ChartAB: A Benchmark for Chart Grounding & Dense Alignment
Aniruddh Bansal, Davit Soselia, Dang Nguyen, Tianyi Zhou
TL;DR
ChartAB tackles the problem of evaluating vision–language models on dense chart grounding and cross‑chart alignment by introducing a two‑stage inference pipeline and structured JSON evaluation templates. It builds a ChartX‑derived dataset with 9,000+ instances across nine chart types to systematically ground data and attributes and to measure two‑chart differences under controlled perturbations. The benchmark defines data and attribute grounding tasks, dense alignment tasks, robustness analyses, and QA correlations, providing novel metrics such as a key‑value alignment score and legend alignment in a 3×3 grid, all expressed with clear mathematical formulations. Empirical results reveal persistent weaknesses in current VLMs, especially on complex charts and color/text attributes, while demonstrating that intermediate grounding substantially improves dense alignment and downstream QA, offering concrete guidance for improving chart understanding in multimodal systems.
Abstract
Charts play an important role in visualization, reasoning, data analysis, and the exchange of ideas among humans. However, existing vision-language models (VLMs) still lack accurate perception of details and struggle to extract fine-grained structures from charts. Such limitations in chart grounding also hinder their ability to compare multiple charts and reason over them. In this paper, we introduce a novel "ChartAlign Benchmark (ChartAB)" to provide a comprehensive evaluation of VLMs in chart grounding tasks, i.e., extracting tabular data, localizing visualization elements, and recognizing various attributes from charts of diverse types and complexities.
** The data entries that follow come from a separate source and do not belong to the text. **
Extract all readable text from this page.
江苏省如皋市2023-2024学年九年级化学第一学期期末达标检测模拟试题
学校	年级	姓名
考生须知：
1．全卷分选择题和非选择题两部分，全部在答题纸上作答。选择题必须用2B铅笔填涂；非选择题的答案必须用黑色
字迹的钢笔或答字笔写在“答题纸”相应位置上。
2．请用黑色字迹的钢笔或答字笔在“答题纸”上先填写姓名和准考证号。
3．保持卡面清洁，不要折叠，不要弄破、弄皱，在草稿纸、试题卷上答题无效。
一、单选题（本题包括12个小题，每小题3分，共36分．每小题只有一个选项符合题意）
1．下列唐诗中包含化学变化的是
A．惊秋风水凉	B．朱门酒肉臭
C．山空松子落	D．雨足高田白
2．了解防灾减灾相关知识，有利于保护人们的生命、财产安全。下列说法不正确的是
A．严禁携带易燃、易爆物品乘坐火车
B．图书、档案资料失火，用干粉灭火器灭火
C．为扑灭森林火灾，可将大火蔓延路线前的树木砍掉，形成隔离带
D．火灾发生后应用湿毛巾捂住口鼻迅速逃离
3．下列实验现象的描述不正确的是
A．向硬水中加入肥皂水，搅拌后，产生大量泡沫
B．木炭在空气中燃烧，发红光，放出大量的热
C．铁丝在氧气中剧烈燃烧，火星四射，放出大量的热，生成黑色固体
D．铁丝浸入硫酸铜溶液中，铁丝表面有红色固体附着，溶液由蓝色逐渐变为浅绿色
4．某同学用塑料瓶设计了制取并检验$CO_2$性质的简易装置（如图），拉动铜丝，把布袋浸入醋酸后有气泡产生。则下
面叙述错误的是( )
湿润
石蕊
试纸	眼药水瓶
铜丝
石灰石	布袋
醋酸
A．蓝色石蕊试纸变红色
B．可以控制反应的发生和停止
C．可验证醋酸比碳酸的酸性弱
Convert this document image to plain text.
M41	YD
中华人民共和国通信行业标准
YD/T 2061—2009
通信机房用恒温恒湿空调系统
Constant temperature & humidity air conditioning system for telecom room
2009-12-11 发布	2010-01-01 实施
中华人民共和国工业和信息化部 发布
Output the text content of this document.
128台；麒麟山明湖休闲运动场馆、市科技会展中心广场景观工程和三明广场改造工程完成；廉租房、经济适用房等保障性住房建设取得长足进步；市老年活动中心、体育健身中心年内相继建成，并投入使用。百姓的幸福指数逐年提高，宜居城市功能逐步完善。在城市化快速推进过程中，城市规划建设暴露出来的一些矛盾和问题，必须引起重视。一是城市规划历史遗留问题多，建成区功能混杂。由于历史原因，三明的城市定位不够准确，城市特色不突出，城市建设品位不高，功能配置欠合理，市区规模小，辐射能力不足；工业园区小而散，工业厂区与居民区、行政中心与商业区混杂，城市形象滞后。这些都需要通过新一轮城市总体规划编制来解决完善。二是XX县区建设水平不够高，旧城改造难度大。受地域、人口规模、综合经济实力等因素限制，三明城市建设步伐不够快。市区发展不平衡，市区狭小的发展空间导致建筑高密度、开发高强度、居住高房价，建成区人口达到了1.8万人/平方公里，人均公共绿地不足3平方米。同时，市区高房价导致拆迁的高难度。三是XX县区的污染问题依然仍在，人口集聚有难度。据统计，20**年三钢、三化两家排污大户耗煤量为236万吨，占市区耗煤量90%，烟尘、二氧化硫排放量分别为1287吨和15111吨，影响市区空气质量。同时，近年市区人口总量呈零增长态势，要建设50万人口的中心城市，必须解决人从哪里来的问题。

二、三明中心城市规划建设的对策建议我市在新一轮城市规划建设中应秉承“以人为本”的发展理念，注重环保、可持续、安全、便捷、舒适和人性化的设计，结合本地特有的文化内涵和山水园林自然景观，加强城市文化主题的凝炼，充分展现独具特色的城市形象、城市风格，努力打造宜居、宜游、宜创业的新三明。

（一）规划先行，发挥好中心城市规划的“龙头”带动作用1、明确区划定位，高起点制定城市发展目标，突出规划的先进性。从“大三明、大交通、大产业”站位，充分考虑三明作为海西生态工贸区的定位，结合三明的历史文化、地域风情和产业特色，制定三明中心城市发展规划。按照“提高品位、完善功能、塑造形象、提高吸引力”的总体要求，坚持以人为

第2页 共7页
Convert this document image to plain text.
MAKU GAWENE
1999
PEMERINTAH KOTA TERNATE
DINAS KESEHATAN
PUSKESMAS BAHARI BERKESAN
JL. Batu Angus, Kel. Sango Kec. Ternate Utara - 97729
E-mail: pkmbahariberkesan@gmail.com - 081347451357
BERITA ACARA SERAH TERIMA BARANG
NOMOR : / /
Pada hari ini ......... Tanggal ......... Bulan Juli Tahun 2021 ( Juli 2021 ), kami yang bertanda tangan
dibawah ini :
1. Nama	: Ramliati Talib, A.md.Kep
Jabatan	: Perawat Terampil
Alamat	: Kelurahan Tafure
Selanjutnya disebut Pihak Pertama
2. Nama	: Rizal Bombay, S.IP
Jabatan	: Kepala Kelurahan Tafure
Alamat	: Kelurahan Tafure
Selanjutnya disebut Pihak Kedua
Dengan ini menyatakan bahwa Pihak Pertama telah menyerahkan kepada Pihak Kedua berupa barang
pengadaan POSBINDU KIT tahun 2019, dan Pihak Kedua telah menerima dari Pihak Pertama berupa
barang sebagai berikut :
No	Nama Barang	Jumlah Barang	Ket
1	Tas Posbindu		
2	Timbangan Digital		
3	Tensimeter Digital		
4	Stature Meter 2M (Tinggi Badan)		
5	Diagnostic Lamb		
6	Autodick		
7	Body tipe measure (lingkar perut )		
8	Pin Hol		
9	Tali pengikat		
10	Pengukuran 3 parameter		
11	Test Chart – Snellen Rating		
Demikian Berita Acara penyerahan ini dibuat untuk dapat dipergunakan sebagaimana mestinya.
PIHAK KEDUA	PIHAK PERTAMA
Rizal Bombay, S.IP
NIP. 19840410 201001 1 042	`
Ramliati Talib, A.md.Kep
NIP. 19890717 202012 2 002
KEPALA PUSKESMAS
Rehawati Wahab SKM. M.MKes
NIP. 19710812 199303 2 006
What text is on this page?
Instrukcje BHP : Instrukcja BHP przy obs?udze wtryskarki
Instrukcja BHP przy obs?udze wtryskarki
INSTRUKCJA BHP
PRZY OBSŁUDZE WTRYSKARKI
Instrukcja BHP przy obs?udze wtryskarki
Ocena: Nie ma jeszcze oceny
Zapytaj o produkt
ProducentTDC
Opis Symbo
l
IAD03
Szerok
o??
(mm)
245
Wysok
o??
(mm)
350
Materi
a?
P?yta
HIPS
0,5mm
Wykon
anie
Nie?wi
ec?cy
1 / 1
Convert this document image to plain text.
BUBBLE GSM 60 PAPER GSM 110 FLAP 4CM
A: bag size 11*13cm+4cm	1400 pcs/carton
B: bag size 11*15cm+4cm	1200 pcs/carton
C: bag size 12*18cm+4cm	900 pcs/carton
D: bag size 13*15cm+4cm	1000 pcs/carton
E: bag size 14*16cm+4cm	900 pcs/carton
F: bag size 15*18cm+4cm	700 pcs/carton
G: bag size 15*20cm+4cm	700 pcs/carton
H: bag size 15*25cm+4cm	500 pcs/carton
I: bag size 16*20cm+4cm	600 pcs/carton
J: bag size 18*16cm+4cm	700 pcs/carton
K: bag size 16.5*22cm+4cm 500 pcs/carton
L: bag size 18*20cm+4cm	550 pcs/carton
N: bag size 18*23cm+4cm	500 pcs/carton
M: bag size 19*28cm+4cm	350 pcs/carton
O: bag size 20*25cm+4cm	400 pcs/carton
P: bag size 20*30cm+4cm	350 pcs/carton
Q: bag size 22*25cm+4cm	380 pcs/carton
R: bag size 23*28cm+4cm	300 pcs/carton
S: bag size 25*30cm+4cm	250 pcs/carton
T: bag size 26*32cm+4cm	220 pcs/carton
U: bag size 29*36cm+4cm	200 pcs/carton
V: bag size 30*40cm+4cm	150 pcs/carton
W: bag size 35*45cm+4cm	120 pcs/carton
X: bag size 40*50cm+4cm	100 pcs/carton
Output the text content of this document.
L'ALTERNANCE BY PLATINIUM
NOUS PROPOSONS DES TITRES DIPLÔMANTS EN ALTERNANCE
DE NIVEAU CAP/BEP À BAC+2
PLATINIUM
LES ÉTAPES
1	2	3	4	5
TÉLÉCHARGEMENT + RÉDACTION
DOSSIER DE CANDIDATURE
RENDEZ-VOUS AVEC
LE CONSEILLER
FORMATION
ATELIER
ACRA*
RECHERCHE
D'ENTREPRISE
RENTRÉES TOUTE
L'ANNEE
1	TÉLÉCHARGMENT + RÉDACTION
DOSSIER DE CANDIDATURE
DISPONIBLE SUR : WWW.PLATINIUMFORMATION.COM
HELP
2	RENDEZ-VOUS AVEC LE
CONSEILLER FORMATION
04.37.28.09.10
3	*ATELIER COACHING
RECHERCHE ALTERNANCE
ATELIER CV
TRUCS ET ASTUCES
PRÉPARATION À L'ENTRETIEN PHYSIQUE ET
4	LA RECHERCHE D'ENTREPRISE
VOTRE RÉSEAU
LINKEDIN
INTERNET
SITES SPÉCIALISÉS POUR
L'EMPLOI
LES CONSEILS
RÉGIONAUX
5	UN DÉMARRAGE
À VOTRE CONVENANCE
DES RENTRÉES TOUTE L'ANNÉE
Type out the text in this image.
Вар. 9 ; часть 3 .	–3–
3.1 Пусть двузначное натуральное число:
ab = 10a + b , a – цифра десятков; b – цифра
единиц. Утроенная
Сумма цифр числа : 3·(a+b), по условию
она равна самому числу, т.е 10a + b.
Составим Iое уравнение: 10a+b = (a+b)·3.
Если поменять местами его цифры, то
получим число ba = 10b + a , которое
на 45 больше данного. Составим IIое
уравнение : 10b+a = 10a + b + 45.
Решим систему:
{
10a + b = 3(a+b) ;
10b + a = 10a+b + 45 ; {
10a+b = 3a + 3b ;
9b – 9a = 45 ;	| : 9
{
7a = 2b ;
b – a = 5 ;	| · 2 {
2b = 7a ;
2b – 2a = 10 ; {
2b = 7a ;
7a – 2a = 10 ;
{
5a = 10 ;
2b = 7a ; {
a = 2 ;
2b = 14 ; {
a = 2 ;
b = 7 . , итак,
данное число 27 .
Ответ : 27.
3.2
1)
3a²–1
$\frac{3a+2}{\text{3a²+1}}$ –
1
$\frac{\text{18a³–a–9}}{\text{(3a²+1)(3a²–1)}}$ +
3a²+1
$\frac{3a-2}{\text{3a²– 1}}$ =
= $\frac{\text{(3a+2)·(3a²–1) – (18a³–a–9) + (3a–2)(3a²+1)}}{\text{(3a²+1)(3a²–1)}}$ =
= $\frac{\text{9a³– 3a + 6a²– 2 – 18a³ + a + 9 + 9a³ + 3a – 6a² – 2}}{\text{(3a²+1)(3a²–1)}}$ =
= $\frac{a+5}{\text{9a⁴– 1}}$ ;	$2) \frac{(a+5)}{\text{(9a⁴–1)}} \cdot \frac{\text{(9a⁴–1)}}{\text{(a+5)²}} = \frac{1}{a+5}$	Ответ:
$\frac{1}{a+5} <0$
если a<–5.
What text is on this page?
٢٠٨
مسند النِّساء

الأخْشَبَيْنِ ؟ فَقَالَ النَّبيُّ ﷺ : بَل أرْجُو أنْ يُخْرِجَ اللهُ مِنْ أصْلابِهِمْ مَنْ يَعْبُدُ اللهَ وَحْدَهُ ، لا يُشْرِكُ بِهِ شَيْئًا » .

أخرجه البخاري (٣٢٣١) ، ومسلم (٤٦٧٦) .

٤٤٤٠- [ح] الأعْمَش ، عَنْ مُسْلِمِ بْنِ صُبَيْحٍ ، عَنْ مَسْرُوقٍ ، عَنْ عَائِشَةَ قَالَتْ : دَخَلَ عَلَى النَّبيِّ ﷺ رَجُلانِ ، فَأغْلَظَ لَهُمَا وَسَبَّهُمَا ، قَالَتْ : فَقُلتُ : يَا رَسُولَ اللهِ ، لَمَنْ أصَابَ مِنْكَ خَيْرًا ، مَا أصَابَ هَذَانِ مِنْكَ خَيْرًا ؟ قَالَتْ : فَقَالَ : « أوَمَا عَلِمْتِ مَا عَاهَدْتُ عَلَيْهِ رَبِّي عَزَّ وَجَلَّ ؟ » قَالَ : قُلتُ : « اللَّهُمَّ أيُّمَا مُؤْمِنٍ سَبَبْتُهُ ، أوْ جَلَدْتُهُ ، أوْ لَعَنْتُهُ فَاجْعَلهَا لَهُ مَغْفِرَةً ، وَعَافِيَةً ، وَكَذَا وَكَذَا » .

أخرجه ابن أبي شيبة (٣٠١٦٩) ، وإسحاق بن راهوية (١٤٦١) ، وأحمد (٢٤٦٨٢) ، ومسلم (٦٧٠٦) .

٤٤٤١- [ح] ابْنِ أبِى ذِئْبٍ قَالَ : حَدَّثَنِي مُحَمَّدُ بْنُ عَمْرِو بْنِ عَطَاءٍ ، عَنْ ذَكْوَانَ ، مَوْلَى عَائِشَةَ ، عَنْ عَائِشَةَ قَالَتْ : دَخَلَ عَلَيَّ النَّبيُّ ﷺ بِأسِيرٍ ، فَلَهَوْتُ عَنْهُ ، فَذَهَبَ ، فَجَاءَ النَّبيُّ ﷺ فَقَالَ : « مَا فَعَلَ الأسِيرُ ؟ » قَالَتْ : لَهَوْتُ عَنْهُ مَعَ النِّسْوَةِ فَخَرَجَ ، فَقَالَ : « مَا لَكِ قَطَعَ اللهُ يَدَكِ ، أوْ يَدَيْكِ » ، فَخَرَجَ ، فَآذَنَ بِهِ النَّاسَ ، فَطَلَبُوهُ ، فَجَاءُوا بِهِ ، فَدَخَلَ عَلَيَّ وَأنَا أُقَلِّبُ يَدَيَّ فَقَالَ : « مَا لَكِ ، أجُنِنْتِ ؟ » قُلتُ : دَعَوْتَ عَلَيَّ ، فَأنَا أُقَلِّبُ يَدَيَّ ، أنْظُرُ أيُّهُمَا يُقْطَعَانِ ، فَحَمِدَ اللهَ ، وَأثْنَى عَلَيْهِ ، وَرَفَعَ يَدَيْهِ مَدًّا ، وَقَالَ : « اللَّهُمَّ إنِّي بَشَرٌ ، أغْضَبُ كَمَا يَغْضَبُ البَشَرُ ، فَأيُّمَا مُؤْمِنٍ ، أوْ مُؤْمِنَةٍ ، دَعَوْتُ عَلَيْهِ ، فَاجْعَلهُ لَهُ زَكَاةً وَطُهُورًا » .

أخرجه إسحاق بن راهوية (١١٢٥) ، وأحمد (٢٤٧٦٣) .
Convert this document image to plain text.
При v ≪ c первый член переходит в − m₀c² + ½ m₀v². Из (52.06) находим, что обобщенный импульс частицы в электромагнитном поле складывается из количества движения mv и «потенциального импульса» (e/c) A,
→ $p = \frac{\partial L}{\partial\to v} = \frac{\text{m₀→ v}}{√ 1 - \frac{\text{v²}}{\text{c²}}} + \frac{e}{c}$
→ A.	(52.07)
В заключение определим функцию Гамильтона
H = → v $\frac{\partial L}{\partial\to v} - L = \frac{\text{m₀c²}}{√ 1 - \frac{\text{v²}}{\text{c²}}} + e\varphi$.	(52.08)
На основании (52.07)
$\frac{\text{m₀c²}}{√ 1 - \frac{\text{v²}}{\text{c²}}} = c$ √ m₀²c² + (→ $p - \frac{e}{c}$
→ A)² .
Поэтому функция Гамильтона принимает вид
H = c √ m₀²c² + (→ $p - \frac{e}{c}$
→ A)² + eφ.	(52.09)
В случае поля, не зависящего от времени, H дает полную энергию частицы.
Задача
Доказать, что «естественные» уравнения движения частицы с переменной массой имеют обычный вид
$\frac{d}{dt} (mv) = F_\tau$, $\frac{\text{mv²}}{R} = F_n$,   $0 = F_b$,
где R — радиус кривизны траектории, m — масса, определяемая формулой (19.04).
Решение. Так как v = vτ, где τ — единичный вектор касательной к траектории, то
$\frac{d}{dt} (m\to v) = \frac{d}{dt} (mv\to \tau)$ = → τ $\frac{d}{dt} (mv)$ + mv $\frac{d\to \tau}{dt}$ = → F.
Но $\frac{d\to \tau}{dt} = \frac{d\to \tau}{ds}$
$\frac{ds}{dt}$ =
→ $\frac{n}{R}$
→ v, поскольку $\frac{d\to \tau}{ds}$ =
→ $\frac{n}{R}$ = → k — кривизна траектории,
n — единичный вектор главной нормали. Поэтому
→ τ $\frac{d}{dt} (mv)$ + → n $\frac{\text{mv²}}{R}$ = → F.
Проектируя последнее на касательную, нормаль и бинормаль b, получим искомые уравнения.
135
We design a JSON template to facilitate the calculation of evaluation metrics specifically tailored for each grounding task. By incorporating a novel two-stage inference workflow, the benchmark can further evaluate VLMs capability to align and compare elements/attributes across two charts. Our analysis of evaluations on several recent VLMs reveals new insights into their perception biases, weaknesses, robustness, and hallucinations in chart understanding. These findings highlight the fine-grained discrepancies among VLMs in chart understanding tasks and point to specific skills that need to be strengthened in current models.